# Nikon D50 -- shutter sticking



## pyropenguin (Apr 28, 2008)

I've had my D50 for close to two years now, and recently I've been running into a problem. I attended a car show recently where I took about 600 pictures in maybe 3 hours, and every hundred pictures or so, my shutter would stick open. It would stay that way until I press the button to take the picture again. That was last week, and today I took another 500 or so pictures at a race and it was doing the same thing. 

Is this something that can be fixed by having the camera cleaned up professionally, or should I start looking at a new body? Right now it doesn't matter much to me, but if I start shooting real events where that one lost picture can make a difference, I'm not going to be happy. 

Kyle


----------



## asfixiate (Apr 28, 2008)

How many shots has your camera taken?


----------



## ryan7783 (Apr 28, 2008)

From what I've read, you should have your camera cleaned by a professional, or clean it yourself if you're familiar, about once a year.

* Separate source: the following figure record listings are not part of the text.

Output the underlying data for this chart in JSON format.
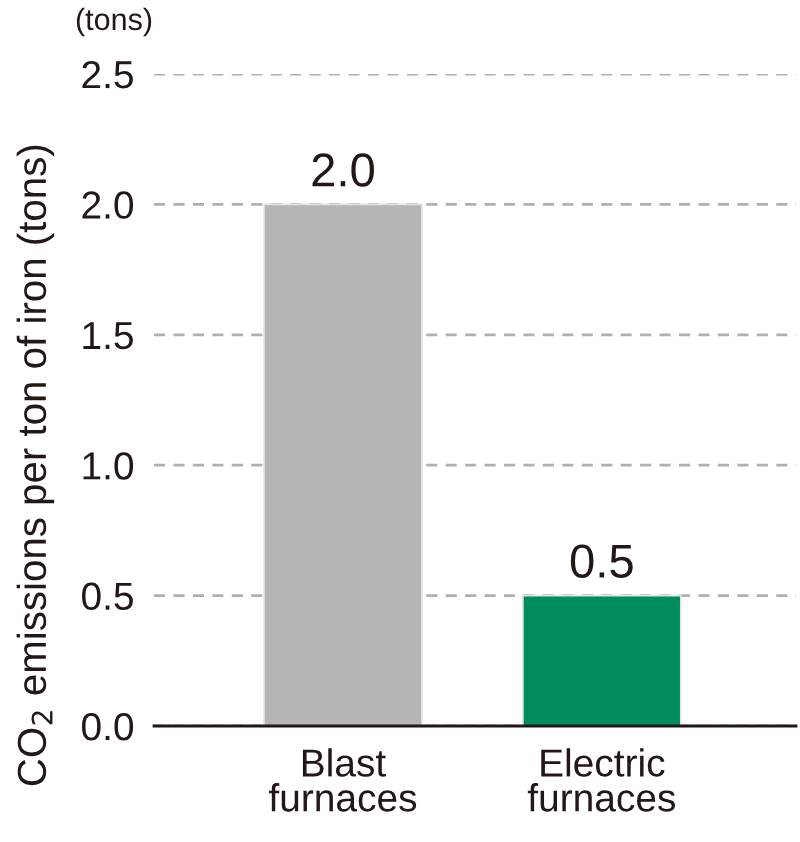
{
  "chart_data": {
    "type": "bar",
    "ylabel": "CO$_{2}$ emissions per ton of iron (tons)",
    "annotations": [
      "(tons)"
    ],
    "categories": [
      "Blast\nfurnaces",
      "Electric\nfurnaces"
    ],
    "values": [
      2.0,
      0.5
    ],
    "colors": [
      "#b4b5b4",
      "#008c5c"
    ],
    "value_labels": [
      "2.0",
      "0.5"
    ],
    "ylim": [
      0,
      2.5
    ],
    "yticks": [
      {
        "value": 0,
        "label": "0.0"
      },
      {
        "value": 0.5,
        "label": "0.5"
      },
      {
        "value": 1,
        "label": "1.0"
      },
      {
        "value": 1.5,
        "label": "1.5"
      },
      {
        "value": 2,
        "label": "2.0"
      },
      {
        "value": 2.5,
        "label": "2.5"
      }
    ],
    "grid": "y"
  }
}
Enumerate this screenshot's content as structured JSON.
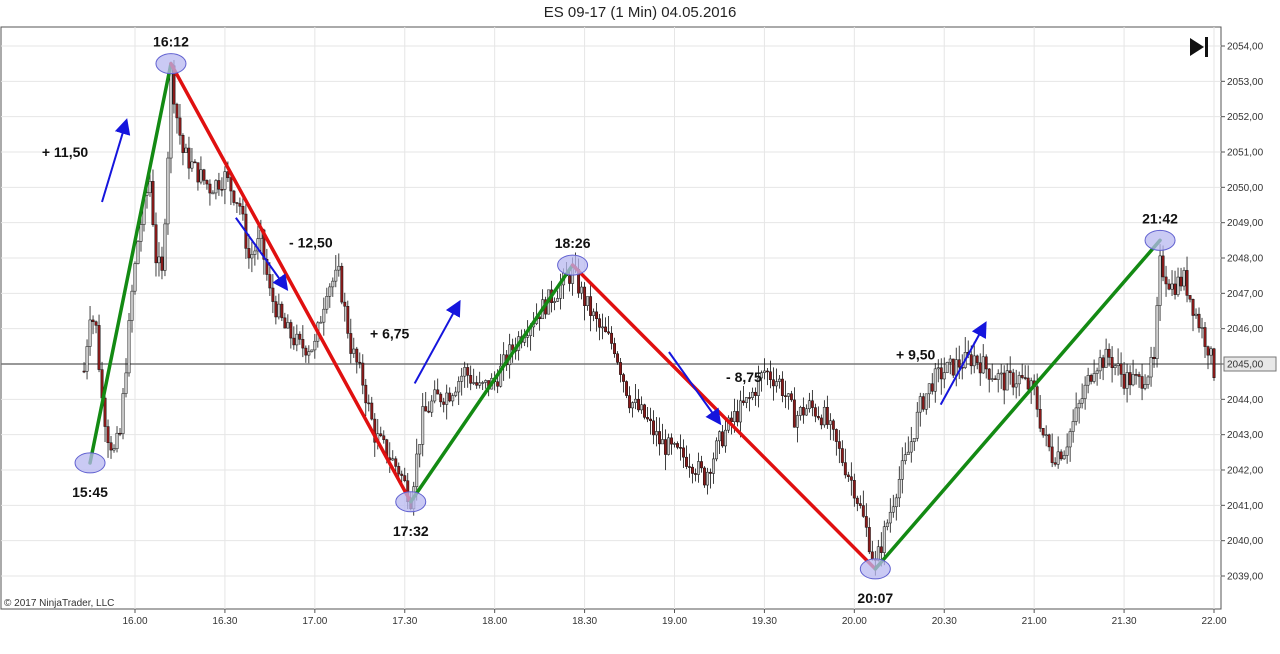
{
  "chart_data": {
    "type": "candlestick",
    "title": "ES 09-17 (1 Min)  04.05.2016",
    "copyright": "© 2017 NinjaTrader, LLC",
    "x_range": [
      "15:40",
      "22:00"
    ],
    "y_range": [
      2038.2,
      2054.5
    ],
    "x_ticks": [
      "16.00",
      "16.30",
      "17.00",
      "17.30",
      "18.00",
      "18.30",
      "19.00",
      "19.30",
      "20.00",
      "20.30",
      "21.00",
      "21.30",
      "22.00"
    ],
    "y_ticks": [
      "2039,00",
      "2040,00",
      "2041,00",
      "2042,00",
      "2043,00",
      "2044,00",
      "2045,00",
      "2046,00",
      "2047,00",
      "2048,00",
      "2049,00",
      "2050,00",
      "2051,00",
      "2052,00",
      "2053,00",
      "2054,00"
    ],
    "price_line": {
      "value": 2045.0,
      "label": "2045,00"
    },
    "price_path": [
      [
        "15:43",
        2044.8
      ],
      [
        "15:45",
        2046.5
      ],
      [
        "15:47",
        2046.0
      ],
      [
        "15:49",
        2044.0
      ],
      [
        "15:51",
        2043.0
      ],
      [
        "15:53",
        2042.5
      ],
      [
        "15:55",
        2043.0
      ],
      [
        "15:57",
        2045.0
      ],
      [
        "15:59",
        2047.0
      ],
      [
        "16:01",
        2048.5
      ],
      [
        "16:03",
        2049.5
      ],
      [
        "16:05",
        2050.2
      ],
      [
        "16:07",
        2048.0
      ],
      [
        "16:09",
        2047.5
      ],
      [
        "16:11",
        2051.0
      ],
      [
        "16:12",
        2053.3
      ],
      [
        "16:14",
        2052.0
      ],
      [
        "16:16",
        2051.0
      ],
      [
        "16:20",
        2050.5
      ],
      [
        "16:25",
        2050.0
      ],
      [
        "16:30",
        2050.3
      ],
      [
        "16:35",
        2049.5
      ],
      [
        "16:38",
        2048.0
      ],
      [
        "16:42",
        2048.5
      ],
      [
        "16:45",
        2047.0
      ],
      [
        "16:50",
        2046.0
      ],
      [
        "16:55",
        2045.5
      ],
      [
        "17:00",
        2045.5
      ],
      [
        "17:04",
        2047.2
      ],
      [
        "17:08",
        2047.5
      ],
      [
        "17:12",
        2045.5
      ],
      [
        "17:16",
        2044.5
      ],
      [
        "17:20",
        2043.0
      ],
      [
        "17:24",
        2042.5
      ],
      [
        "17:28",
        2042.0
      ],
      [
        "17:32",
        2041.2
      ],
      [
        "17:36",
        2043.5
      ],
      [
        "17:40",
        2044.0
      ],
      [
        "17:45",
        2044.2
      ],
      [
        "17:50",
        2044.8
      ],
      [
        "17:55",
        2044.3
      ],
      [
        "18:00",
        2044.5
      ],
      [
        "18:05",
        2045.3
      ],
      [
        "18:10",
        2046.0
      ],
      [
        "18:15",
        2046.5
      ],
      [
        "18:20",
        2047.0
      ],
      [
        "18:26",
        2047.6
      ],
      [
        "18:30",
        2046.8
      ],
      [
        "18:35",
        2046.0
      ],
      [
        "18:40",
        2045.5
      ],
      [
        "18:45",
        2044.0
      ],
      [
        "18:50",
        2043.5
      ],
      [
        "18:55",
        2042.8
      ],
      [
        "19:00",
        2042.5
      ],
      [
        "19:05",
        2042.3
      ],
      [
        "19:10",
        2041.8
      ],
      [
        "19:15",
        2042.8
      ],
      [
        "19:20",
        2043.5
      ],
      [
        "19:25",
        2044.0
      ],
      [
        "19:30",
        2044.8
      ],
      [
        "19:35",
        2044.5
      ],
      [
        "19:40",
        2043.5
      ],
      [
        "19:45",
        2043.8
      ],
      [
        "19:50",
        2043.5
      ],
      [
        "19:55",
        2042.5
      ],
      [
        "20:00",
        2041.5
      ],
      [
        "20:04",
        2040.3
      ],
      [
        "20:07",
        2039.3
      ],
      [
        "20:10",
        2040.2
      ],
      [
        "20:14",
        2041.5
      ],
      [
        "20:18",
        2042.5
      ],
      [
        "20:22",
        2043.8
      ],
      [
        "20:26",
        2044.5
      ],
      [
        "20:30",
        2044.8
      ],
      [
        "20:35",
        2045.0
      ],
      [
        "20:40",
        2045.2
      ],
      [
        "20:45",
        2044.8
      ],
      [
        "20:50",
        2044.5
      ],
      [
        "20:55",
        2044.6
      ],
      [
        "21:00",
        2044.2
      ],
      [
        "21:03",
        2043.0
      ],
      [
        "21:06",
        2042.4
      ],
      [
        "21:10",
        2042.6
      ],
      [
        "21:15",
        2043.8
      ],
      [
        "21:20",
        2045.0
      ],
      [
        "21:25",
        2045.2
      ],
      [
        "21:30",
        2044.6
      ],
      [
        "21:35",
        2044.5
      ],
      [
        "21:40",
        2045.0
      ],
      [
        "21:42",
        2047.8
      ],
      [
        "21:46",
        2047.2
      ],
      [
        "21:50",
        2047.4
      ],
      [
        "21:54",
        2046.4
      ],
      [
        "21:58",
        2045.5
      ],
      [
        "22:00",
        2044.8
      ]
    ],
    "swings": [
      {
        "time": "15:45",
        "price": 2042.2,
        "label": "15:45"
      },
      {
        "time": "16:12",
        "price": 2053.5,
        "label": "16:12"
      },
      {
        "time": "17:32",
        "price": 2041.1,
        "label": "17:32"
      },
      {
        "time": "18:26",
        "price": 2047.8,
        "label": "18:26"
      },
      {
        "time": "20:07",
        "price": 2039.2,
        "label": "20:07"
      },
      {
        "time": "21:42",
        "price": 2048.5,
        "label": "21:42"
      }
    ],
    "move_annotations": [
      {
        "text": "+ 11,50",
        "direction": "up"
      },
      {
        "text": "- 12,50",
        "direction": "down"
      },
      {
        "text": "+ 6,75",
        "direction": "up"
      },
      {
        "text": "- 8,75",
        "direction": "down"
      },
      {
        "text": "+ 9,50",
        "direction": "up"
      }
    ],
    "colors": {
      "up_line": "#138a13",
      "down_line": "#e01010",
      "arrow": "#1515dd",
      "circle_fill": "#b8b8f0",
      "circle_stroke": "#6060d0",
      "candle_up": "#cfcfcf",
      "candle_down": "#8b1a1a",
      "grid": "#e6e6e6",
      "price_line": "#777777"
    }
  }
}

Good hygiene isn't just for your person


----------



## pyropenguin (Apr 28, 2008)

asfixiate said:


> How many shots has your camera taken?


I'm gonna guess around 25,000.




ryan7783 said:


> From what I've read, you should have your camera cleaned by a professional, or clean it yourself if you're familiar, about once a year. Good hygiene isn't just for your person


This is probably my problem. In the whole time I've had it, I've never cleaned it. I feel so ashamed!


----------



## molsen (Apr 28, 2008)

yea get that thing cleaned man!  the d50 is an "entry-level" dslr, but it's still a GREAT camera.  take care of it and it'll take care of you


----------